The walking ratio W is calculated by the formula:

in the formula, the calculation formula of the step length D is D ═ l (θ)_max-θ_min)。

Wherein, theta_maxIs the maximum flexion angle of the hip joint, theta_minIs the minimum flexion angle of the hip joint, and l is the leg length of the wearer of the flexible exoskeleton robot. Maximum flexion angle theta to hip joint_maxAnd minimum flexion angle theta_minThe measurement of (2) is realized by a MEMS attitude sensor.

As shown in fig. 2, in one gait cycle, there are two wave troughs and one wave crest, and the time of the wave trough is marked as t_{Trough of wave}Then gait cycle T_{Step by step}Is given by the formula T (k) ═ t_{Trough of wave}(k)-t_{Trough of wave}(k-1)。

Flexible exoskeleton execution a_tReturning to r obtained by obtaining the flexible exoskeleton heuristic_tAnd s_t+1；

The actuator converts the state into a process: (s)_t,a_t,r_t,s_t+1) Storing the parameters into an experience pool, and obtaining the parameters of the current time state and action after re-observation through a long short-term memory network

And will be

As a data set for training the online network. At the same time, willHeuristically derived(s)_t,a_t,r_t,s_t+1) And putting a reward function into the system, aiming at carrying out reward constraint, providing online strategy network and online Q network reference data and promoting the rapid convergence of the flexible exoskeleton parameters.

Claims

1. A method for establishing a reward function based on walking ratio trend changes is characterized by comprising the following steps:

D＝l(θ_max-θ_min) (1)

T(k)＝t_{trough of wave}(k)-t_{Trough of wave}(k-1) (2)
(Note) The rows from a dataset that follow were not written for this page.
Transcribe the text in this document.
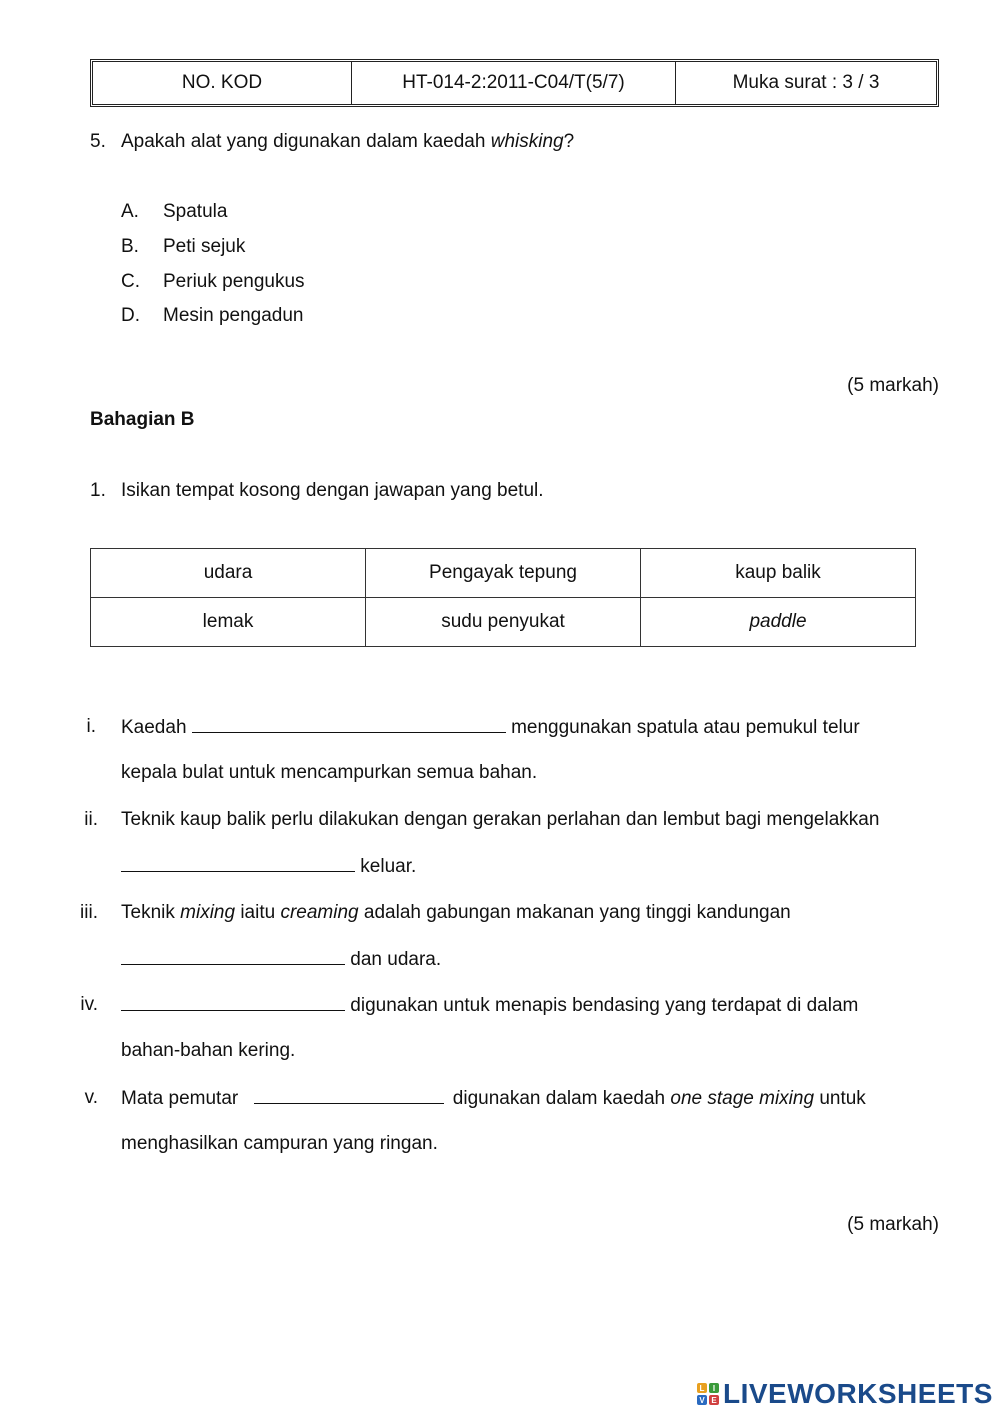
NO. KOD	HT-014-2:2011-C04/T(5/7)	Muka surat : 3 / 3
5. Apakah alat yang digunakan dalam kaedah whisking?
A. Spatula
B. Peti sejuk
C. Periuk pengukus
D. Mesin pengadun
(5 markah)
Bahagian B
1. Isikan tempat kosong dengan jawapan yang betul.
udara	Pengayak tepung	kaup balik
lemak	sudu penyukat	paddle
i. Kaedah	menggunakan spatula atau pemukul telur
kepala bulat untuk mencampurkan semua bahan.
ii. Teknik kaup balik perlu dilakukan dengan gerakan perlahan dan lembut bagi mengelakkan
keluar.
iii. Teknik mixing iaitu creaming adalah gabungan makanan yang tinggi kandungan
dan udara.
iv.	digunakan untuk menapis bendasing yang terdapat di dalam
bahan-bahan kering.
v. Mata pemutar	digunakan dalam kaedah one stage mixing untuk
menghasilkan campuran yang ringan.
(5 markah)
L	I
V E LIVEWORKSHEETS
|W_{at present}-W_Target|＜|W_{Last sampling point}-W_Target| (4)

(6) when the reward function model is applied to a reinforcement learning algorithm for optimizing exoskeleton parameters, when the value function shown in formula (6) is the maximum, the obtained strategy is the optimal strategy, namely the adjustment of the walking ratio can be realized, so that the exoskeleton robot assists the old to walk and plays a role in rehabilitation;

v_π(s)＝E_π(R_t+1+γR_t+2+γ²R_t+3+...|S_t＝s) (6)

2. The method for establishing a reward function based on the trend change of the walking ratio as claimed in claim 1, wherein the curve of the flexion angle parameter of the hip joint of the wearer in the step (2) is obtained by:

(2-1) collecting hip joint flexion angle parameter signals of a wearer of the flexible exoskeleton robot by using an attitude sensor, converting the hip joint flexion angle parameter signals into digital quantity signals, sending the digital quantity signals to a single chip microcomputer, and sending the digital quantity signals to a PC (personal computer) end;

(2-2) acquiring the hip joint flexion angle parameter signal by using a serial port interface in MATLAB installed at a PC end, and drawing a hip joint flexion angle parameter real-time curve through a plot function.
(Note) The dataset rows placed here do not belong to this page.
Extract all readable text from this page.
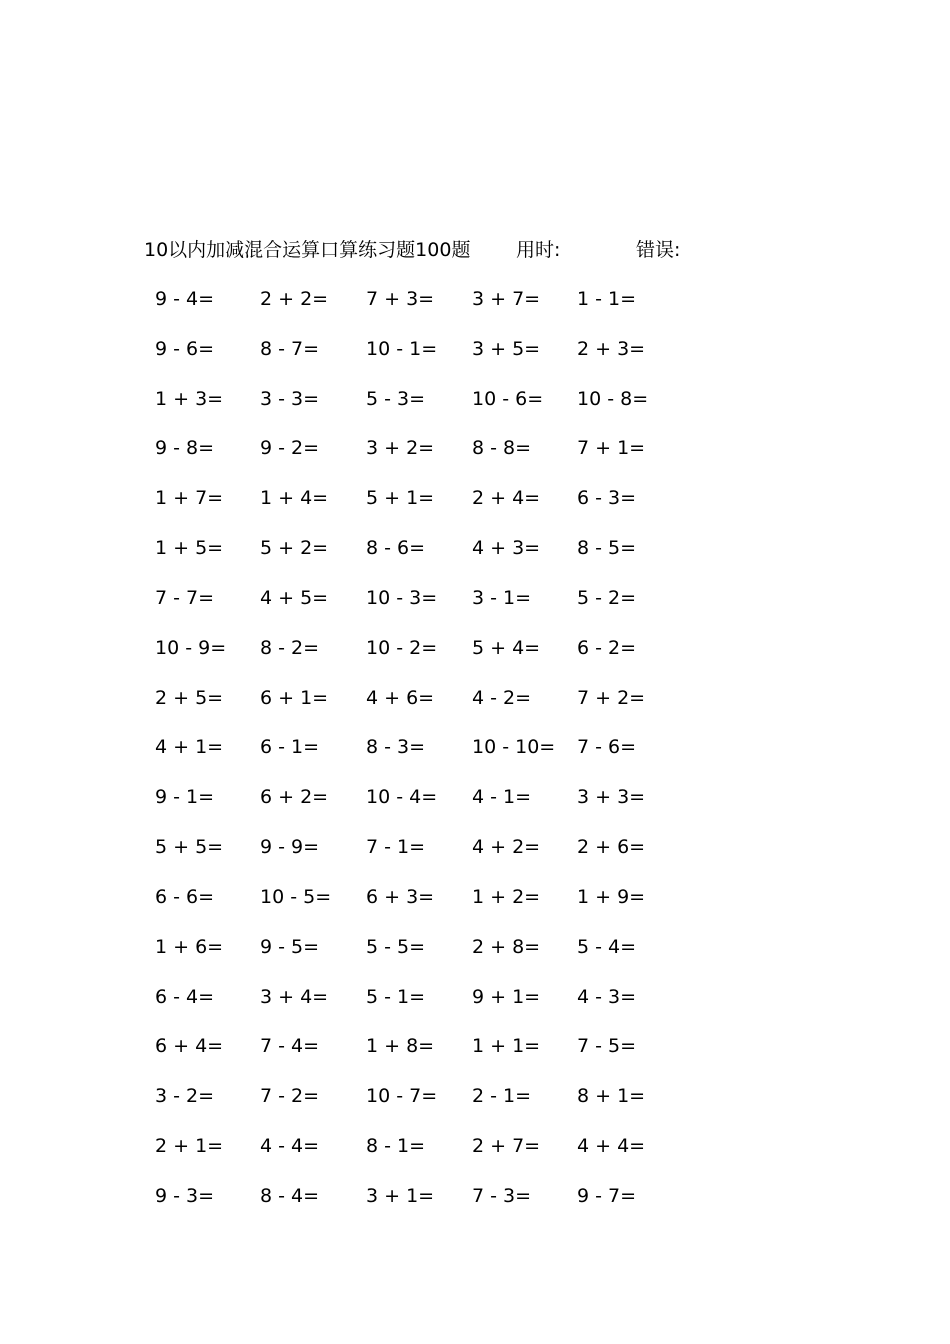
10以内加减混合运算口算练习题100题 用时:	错误:
9 - 4= 2 + 2= 7 + 3= 3 + 7= 1 - 1=
9 - 6= 8 - 7= 10 - 1= 3 + 5= 2 + 3=
1 + 3= 3 - 3= 5 - 3= 10 - 6= 10 - 8=
9 - 8= 9 - 2= 3 + 2= 8 - 8= 7 + 1=
1 + 7= 1 + 4= 5 + 1= 2 + 4= 6 - 3=
1 + 5= 5 + 2= 8 - 6= 4 + 3= 8 - 5=
7 - 7= 4 + 5= 10 - 3= 3 - 1= 5 - 2=
10 - 9= 8 - 2= 10 - 2= 5 + 4= 6 - 2=
2 + 5= 6 + 1= 4 + 6= 4 - 2= 7 + 2=
4 + 1= 6 - 1= 8 - 3= 10 - 10= 7 - 6=
9 - 1= 6 + 2= 10 - 4= 4 - 1= 3 + 3=
5 + 5= 9 - 9= 7 - 1= 4 + 2= 2 + 6=
6 - 6= 10 - 5= 6 + 3= 1 + 2= 1 + 9=
1 + 6= 9 - 5= 5 - 5= 2 + 8= 5 - 4=
6 - 4= 3 + 4= 5 - 1= 9 + 1= 4 - 3=
6 + 4= 7 - 4= 1 + 8= 1 + 1= 7 - 5=
3 - 2= 7 - 2= 10 - 7= 2 - 1= 8 + 1=
2 + 1= 4 - 4= 8 - 1= 2 + 7= 4 + 4=
9 - 3= 8 - 4= 3 + 1= 7 - 3= 9 - 7=
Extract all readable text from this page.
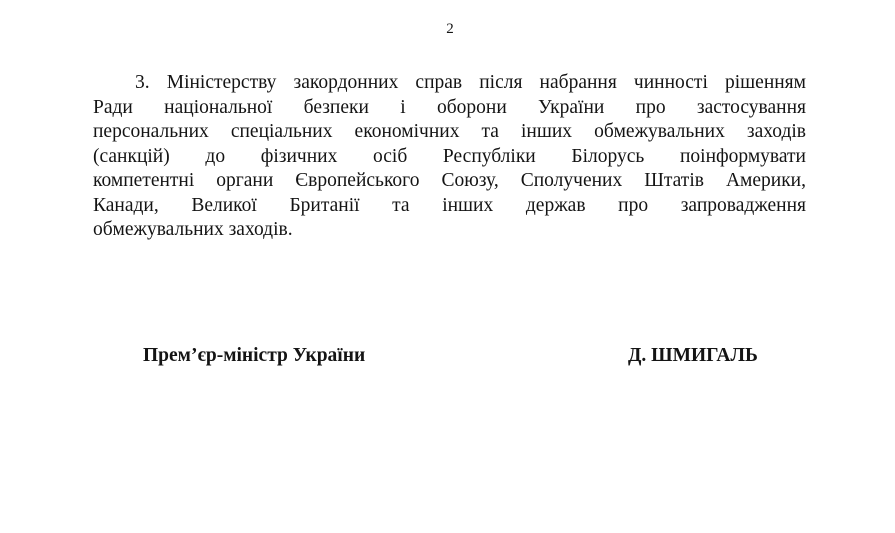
2

3. Міністерству закордонних справ після набрання чинності рішенням
Ради національної безпеки і оборони України про застосування
персональних спеціальних економічних та інших обмежувальних заходів
(санкцій) до фізичних осіб Республіки Білорусь поінформувати
компетентні органи Європейського Союзу, Сполучених Штатів Америки,
Канади, Великої Британії та інших держав про запровадження
обмежувальних заходів.

Прем’єр-міністр України	Д. ШМИГАЛЬ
3. The method according to claim 2, wherein in the step (2-1), the data transmission between the singlechip and the PC is that the singlechip transmits the data to the PC through a Bluetooth module via serial communication and wireless network.
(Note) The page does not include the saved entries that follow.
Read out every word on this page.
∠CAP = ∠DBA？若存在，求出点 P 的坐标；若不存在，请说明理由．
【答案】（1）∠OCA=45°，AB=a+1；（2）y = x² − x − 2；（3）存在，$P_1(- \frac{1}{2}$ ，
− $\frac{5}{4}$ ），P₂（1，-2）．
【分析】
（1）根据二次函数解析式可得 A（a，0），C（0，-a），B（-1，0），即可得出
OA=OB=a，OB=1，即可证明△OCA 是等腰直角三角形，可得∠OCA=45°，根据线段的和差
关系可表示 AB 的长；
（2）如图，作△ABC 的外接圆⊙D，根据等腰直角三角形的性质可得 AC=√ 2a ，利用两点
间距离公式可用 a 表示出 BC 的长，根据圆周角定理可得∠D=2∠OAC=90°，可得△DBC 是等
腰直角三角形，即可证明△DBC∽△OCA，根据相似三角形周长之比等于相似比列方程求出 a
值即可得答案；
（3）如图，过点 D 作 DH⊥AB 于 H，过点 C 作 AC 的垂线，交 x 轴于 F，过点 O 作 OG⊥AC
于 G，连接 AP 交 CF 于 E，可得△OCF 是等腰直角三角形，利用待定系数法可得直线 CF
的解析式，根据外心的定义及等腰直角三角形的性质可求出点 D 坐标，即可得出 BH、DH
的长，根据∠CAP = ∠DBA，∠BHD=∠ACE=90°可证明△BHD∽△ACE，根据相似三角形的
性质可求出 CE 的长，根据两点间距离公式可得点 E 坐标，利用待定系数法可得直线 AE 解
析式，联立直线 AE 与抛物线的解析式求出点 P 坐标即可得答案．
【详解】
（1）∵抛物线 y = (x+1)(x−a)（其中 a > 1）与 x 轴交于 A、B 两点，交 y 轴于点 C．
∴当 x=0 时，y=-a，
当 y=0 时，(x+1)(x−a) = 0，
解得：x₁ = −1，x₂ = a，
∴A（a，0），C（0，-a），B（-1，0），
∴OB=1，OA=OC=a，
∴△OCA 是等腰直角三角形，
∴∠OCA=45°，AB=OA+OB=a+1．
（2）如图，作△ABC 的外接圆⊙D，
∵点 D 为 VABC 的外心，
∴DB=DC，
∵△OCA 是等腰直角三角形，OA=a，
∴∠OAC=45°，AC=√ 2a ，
4. The method as claimed in claim 2, wherein the real-time curve of the hip flexion angle parameter in step (2-2) can also be displayed directly by using third-party host computer software.

5. The method as claimed in claim 4, wherein the third-party host computer software is an anonymous host computer.

6. The method for establishing the reward function based on the walking ratio trend changes as claimed in claim 1, wherein the step (1) and the step (2) are implemented by a MEMS attitude sensor with an ADC conversion module for acquiring the hip flexion angle parameter signals of the wearer of the flexible exoskeleton robot.

7. The method for creating a reward function based on walking ratio trend changes according to claim 1, wherein the scoring of the sequence values in the analysis sequence according to the scoring mechanism in the step (4) specifically comprises:

indicating a trend in walking ratio over multiple cycles.